The course of action described involves an officer of First National contacting competitors to gather information about the interest rates charged on a similar product and the internal factors they use to set their rates. After obtaining this information, First National decides to charge a higher interest rate than originally planned.

The issue at hand is whether this course of action is appropriate or not. The answer choices suggest four different perspectives on the matter:

A. Yes. Communicating with competitors for purposes of setting prices is wrong. B. No. Communication itself is never wrong regardless of the subject matter. C. Yes. The bank should have disguised its identity in calling its competitors. D. No. The bank could probably have determined the prices eventually without calling the banks directly.

Answer choice A suggests that communicating with competitors for purposes of setting prices is wrong. This answer choice reflects the legal concept of antitrust, which prohibits competitors from colluding to set prices or limit competition.

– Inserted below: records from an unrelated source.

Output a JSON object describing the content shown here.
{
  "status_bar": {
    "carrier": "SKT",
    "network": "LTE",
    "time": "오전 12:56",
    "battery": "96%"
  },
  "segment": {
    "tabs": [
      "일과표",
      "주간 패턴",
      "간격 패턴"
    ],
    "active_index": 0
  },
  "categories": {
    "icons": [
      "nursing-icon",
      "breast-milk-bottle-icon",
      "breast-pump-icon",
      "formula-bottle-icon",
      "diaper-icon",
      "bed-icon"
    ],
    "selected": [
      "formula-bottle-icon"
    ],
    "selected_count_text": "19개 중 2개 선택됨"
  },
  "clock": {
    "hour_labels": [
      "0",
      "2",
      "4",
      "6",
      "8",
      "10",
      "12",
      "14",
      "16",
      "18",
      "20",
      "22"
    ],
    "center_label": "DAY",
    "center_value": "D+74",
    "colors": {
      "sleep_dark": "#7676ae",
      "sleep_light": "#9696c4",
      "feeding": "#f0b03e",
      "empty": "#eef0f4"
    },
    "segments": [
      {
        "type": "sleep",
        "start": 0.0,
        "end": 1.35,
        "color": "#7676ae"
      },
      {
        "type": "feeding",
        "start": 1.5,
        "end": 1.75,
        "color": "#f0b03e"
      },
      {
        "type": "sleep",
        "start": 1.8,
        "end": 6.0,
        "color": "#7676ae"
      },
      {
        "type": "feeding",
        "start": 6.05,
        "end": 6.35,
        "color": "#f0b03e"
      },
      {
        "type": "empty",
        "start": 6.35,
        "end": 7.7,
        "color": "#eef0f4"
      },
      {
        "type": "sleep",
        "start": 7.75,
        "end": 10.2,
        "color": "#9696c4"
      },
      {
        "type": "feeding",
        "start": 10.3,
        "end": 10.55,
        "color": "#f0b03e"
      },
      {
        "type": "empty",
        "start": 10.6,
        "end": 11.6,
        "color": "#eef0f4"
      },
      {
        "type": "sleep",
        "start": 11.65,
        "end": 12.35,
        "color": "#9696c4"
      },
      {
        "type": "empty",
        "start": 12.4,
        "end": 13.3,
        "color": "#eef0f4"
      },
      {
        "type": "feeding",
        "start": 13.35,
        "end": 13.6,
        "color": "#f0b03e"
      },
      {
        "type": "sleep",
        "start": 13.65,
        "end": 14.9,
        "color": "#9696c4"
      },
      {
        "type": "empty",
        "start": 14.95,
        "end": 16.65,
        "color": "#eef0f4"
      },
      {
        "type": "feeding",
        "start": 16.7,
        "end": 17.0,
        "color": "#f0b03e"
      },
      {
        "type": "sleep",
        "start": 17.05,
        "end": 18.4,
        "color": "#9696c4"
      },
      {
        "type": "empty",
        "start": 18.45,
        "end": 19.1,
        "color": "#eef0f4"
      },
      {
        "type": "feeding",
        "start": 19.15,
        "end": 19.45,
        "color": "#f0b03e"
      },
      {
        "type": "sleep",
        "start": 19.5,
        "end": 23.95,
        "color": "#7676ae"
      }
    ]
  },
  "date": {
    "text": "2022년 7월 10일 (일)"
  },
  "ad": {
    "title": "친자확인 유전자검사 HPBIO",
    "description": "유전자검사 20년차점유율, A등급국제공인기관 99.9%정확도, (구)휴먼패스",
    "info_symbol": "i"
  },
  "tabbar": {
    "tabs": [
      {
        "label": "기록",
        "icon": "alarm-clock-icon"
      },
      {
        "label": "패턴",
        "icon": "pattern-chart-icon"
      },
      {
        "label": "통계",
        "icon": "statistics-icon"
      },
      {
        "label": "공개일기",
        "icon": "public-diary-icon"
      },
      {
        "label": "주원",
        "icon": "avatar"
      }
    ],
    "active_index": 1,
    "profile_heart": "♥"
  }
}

However, the situation described does not necessarily involve collusion or antitrust violations, as the information gathered was not used to coordinate pricing with competitors. Instead, it was used to determine a competitive price for a new product.

Answer choice B suggests that communication itself is never wrong, regardless of the subject matter. While communication itself is not inherently wrong, certain types of communication can be inappropriate or unethical. For example, sharing confidential information or misrepresenting oneself can be considered unethical.

Answer choice C suggests that the bank should have disguised its identity when contacting competitors. Disguising one's identity when contacting competitors is generally considered unethical, as it involves deception and could be perceived as an attempt to gather sensitive information.

Answer choice D suggests that the bank could have determined the prices eventually without contacting competitors directly. While this may be true, the information gathered from competitors may have provided valuable insights that would have been difficult to obtain otherwise.

Overall, answer choice A is not the best answer because the situation does not necessarily involve antitrust violations. Answer choice B is also not the best answer because certain types of communication can be inappropriate or unethical. Answer choice C is not the best answer because disguising one's identity when contacting competitors is generally considered unethical. Answer choice D is the best answer because while the bank could have determined prices eventually without contacting competitors directly, the information gathered from competitors may have provided valuable insights that would have been difficult to obtain otherwise.